En racontant l’Histoire de l’homosexualité en Europe (2), Florence Tamagne note d’ailleurs comment l’homosexualité s’est manifestée au grand jour. « Après une tentative d’émancipation dans les années 20, et une période d’occultation extrêmement longue jusque dans les années 70, les homosexuels ont finalement pu militer à l’instar des autres mouvements d’expression issus de toutes les minorités », remarque cette jeune chercheuse.

Enfin, si, en 1991, l’Organisation mondiale de la santé (OMS) cesse d’inclure l’homosexualité dans la liste des maladies mentales, la pandémie de sida, dès le début des années 80, a déjà modifié les mentalités. Et pousse aussi les homosexuels à exiger une protection spécifique en tant que concubins. « Bien qu’il ait pu faire craindre qu’on stigmatise encore plus les homos, le sida a surtout montré qu’on était des gens tout ce qu’il y a de plus banals », estime pour sa part Jacques Fortin, qui vient de publier Homosexualités : adieu aux normes (3).

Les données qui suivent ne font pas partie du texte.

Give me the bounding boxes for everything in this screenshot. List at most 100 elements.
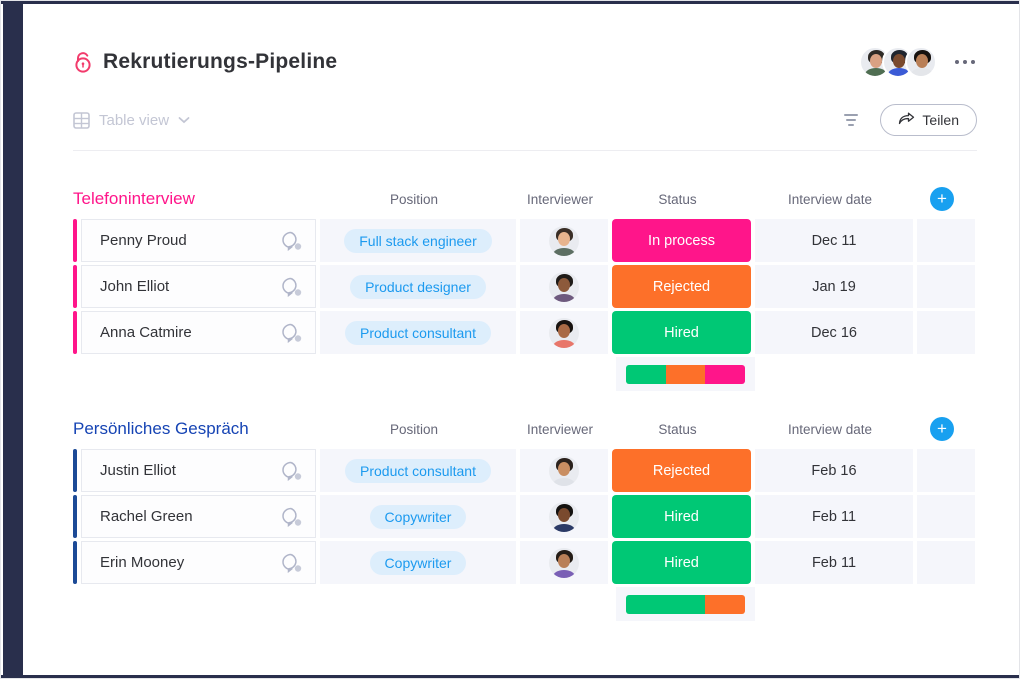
position-cell[interactable]: Full stack engineer: [320, 219, 516, 262]
column-header-interview-date[interactable]: Interview date: [787, 421, 873, 437]
column-header-interview-date[interactable]: Interview date: [787, 191, 873, 207]
position-cell[interactable]: Product consultant: [320, 311, 516, 354]
chat-bubble-icon[interactable]: [281, 277, 303, 297]
status-summary-cell: [616, 587, 755, 621]
board-members[interactable]: [859, 46, 937, 78]
toolbar: Table view Teilen: [73, 104, 977, 136]
name-cell[interactable]: Rachel Green: [81, 495, 316, 538]
table-row: Penny Proud Full stack engineer In proce…: [73, 219, 977, 262]
date-cell[interactable]: Jan 19: [755, 265, 913, 308]
date-cell[interactable]: Feb 16: [755, 449, 913, 492]
interviewer-avatar: [549, 317, 579, 348]
name-cell[interactable]: Penny Proud: [81, 219, 316, 262]
status-distribution-bar[interactable]: [626, 364, 745, 384]
interviewer-cell[interactable]: [520, 311, 608, 354]
group-title[interactable]: Persönliches Gespräch: [73, 419, 249, 438]
status-cell[interactable]: Rejected: [612, 265, 751, 308]
toolbar-divider: [73, 150, 977, 151]
view-switcher[interactable]: Table view: [73, 112, 190, 129]
table-row: Justin Elliot Product consultant Rejecte…: [73, 449, 977, 492]
date-label: Dec 11: [811, 232, 857, 249]
column-header-status[interactable]: Status: [658, 421, 697, 437]
position-cell[interactable]: Copywriter: [320, 541, 516, 584]
candidate-name: Rachel Green: [100, 508, 193, 525]
date-label: Jan 19: [812, 278, 856, 295]
add-column-button[interactable]: +: [930, 417, 954, 441]
more-options-button[interactable]: [953, 54, 977, 70]
table-row: Rachel Green Copywriter Hired: [73, 495, 977, 538]
name-cell[interactable]: John Elliot: [81, 265, 316, 308]
name-cell[interactable]: Anna Catmire: [81, 311, 316, 354]
interviewer-cell[interactable]: [520, 219, 608, 262]
share-button[interactable]: Teilen: [880, 104, 977, 136]
position-pill: Product consultant: [345, 320, 491, 345]
group-color-bar: [73, 219, 77, 262]
column-header-interviewer[interactable]: Interviewer: [526, 191, 594, 207]
candidate-name: Penny Proud: [100, 232, 187, 249]
interviewer-cell[interactable]: [520, 541, 608, 584]
chat-bubble-icon[interactable]: [281, 323, 303, 343]
position-cell[interactable]: Product consultant: [320, 449, 516, 492]
member-avatar[interactable]: [905, 46, 937, 78]
status-cell[interactable]: Hired: [612, 311, 751, 354]
table-row: Erin Mooney Copywriter Hired: [73, 541, 977, 584]
group-color-bar: [73, 541, 77, 584]
status-label: Rejected: [652, 278, 711, 295]
interviewer-avatar: [549, 455, 579, 486]
interviewer-avatar: [549, 225, 579, 256]
table-row: Anna Catmire Product consultant Hired: [73, 311, 977, 354]
position-cell[interactable]: Product designer: [320, 265, 516, 308]
column-header-interviewer[interactable]: Interviewer: [526, 421, 594, 437]
group-title[interactable]: Telefoninterview: [73, 189, 195, 208]
candidate-name: Justin Elliot: [100, 462, 176, 479]
date-label: Feb 11: [811, 508, 857, 525]
chat-bubble-icon[interactable]: [281, 507, 303, 527]
column-header-status[interactable]: Status: [658, 191, 697, 207]
interviewer-cell[interactable]: [520, 265, 608, 308]
empty-cell: [917, 495, 975, 538]
empty-cell: [917, 449, 975, 492]
interviewer-avatar: [549, 271, 579, 302]
name-cell[interactable]: Justin Elliot: [81, 449, 316, 492]
interviewer-cell[interactable]: [520, 449, 608, 492]
status-cell[interactable]: In process: [612, 219, 751, 262]
group-telefoninterview: Telefoninterview Position Interviewer St…: [73, 187, 977, 391]
status-label: Rejected: [652, 462, 711, 479]
chat-bubble-icon[interactable]: [281, 553, 303, 573]
frame-bottom-bar: [1, 675, 1019, 678]
interviewer-avatar: [549, 547, 579, 578]
status-cell[interactable]: Hired: [612, 495, 751, 538]
add-column-button[interactable]: +: [930, 187, 954, 211]
chat-bubble-icon[interactable]: [281, 231, 303, 251]
filter-icon[interactable]: [840, 110, 862, 130]
table-view-icon: [73, 111, 90, 129]
date-label: Feb 16: [811, 462, 857, 479]
frame-top-bar: [1, 1, 1019, 4]
column-header-position[interactable]: Position: [389, 191, 439, 207]
board-header: Rekrutierungs-Pipeline: [73, 46, 977, 78]
candidate-name: John Elliot: [100, 278, 170, 295]
interviewer-cell[interactable]: [520, 495, 608, 538]
board-title-wrap: Rekrutierungs-Pipeline: [73, 50, 337, 74]
date-cell[interactable]: Dec 16: [755, 311, 913, 354]
view-switcher-label: Table view: [99, 111, 170, 129]
column-header-position[interactable]: Position: [389, 421, 439, 437]
status-distribution-bar[interactable]: [626, 594, 745, 614]
status-summary-cell: [616, 357, 755, 391]
position-pill: Product consultant: [345, 458, 491, 483]
position-pill: Product designer: [350, 274, 486, 299]
chat-bubble-icon[interactable]: [281, 461, 303, 481]
status-cell[interactable]: Rejected: [612, 449, 751, 492]
date-cell[interactable]: Dec 11: [755, 219, 913, 262]
interviewer-avatar: [549, 501, 579, 532]
group-persoenliches-gespraech: Persönliches Gespräch Position Interview…: [73, 417, 977, 621]
share-button-label: Teilen: [922, 112, 959, 128]
group-header: Telefoninterview Position Interviewer St…: [73, 187, 977, 211]
date-cell[interactable]: Feb 11: [755, 541, 913, 584]
status-label: Hired: [664, 508, 699, 525]
board-page: Rekrutierungs-Pipeline: [23, 4, 1019, 675]
position-cell[interactable]: Copywriter: [320, 495, 516, 538]
status-cell[interactable]: Hired: [612, 541, 751, 584]
date-cell[interactable]: Feb 11: [755, 495, 913, 538]
name-cell[interactable]: Erin Mooney: [81, 541, 316, 584]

Existe-t-il alors une authentique stratégie du lobby gay afin d’obtenir des droits, comme celui à l’adoption ? « Il y en a en réalité plusieurs, analyse Jacques Fortin. Celle qui consiste à développer l’autonomie associative dans le milieu gay, afin de se montrer et d’être vus. Celle liée au commerce. Et, enfin, celle qui consiste à demander des lois supplémentaires pour être respectés. Avant, la logique voulait qu’on s’autojustifie en se disant anormal. Aujourd’hui, nous en sommes au stade de l’affirmation. »

(1) Collection « Etats de droits », Dalloz.

(2) Editions du Seuil

(3) Collection « La Discorde », aux éditions Textuel.

Illustration(s) :

En 1999, près de 100 000 personnes avaient participé à la Gay Pride. Dans la rue, l’hémicycle ou en tribune, les homosexuels attendent une reconnaissance totale de leurs droits.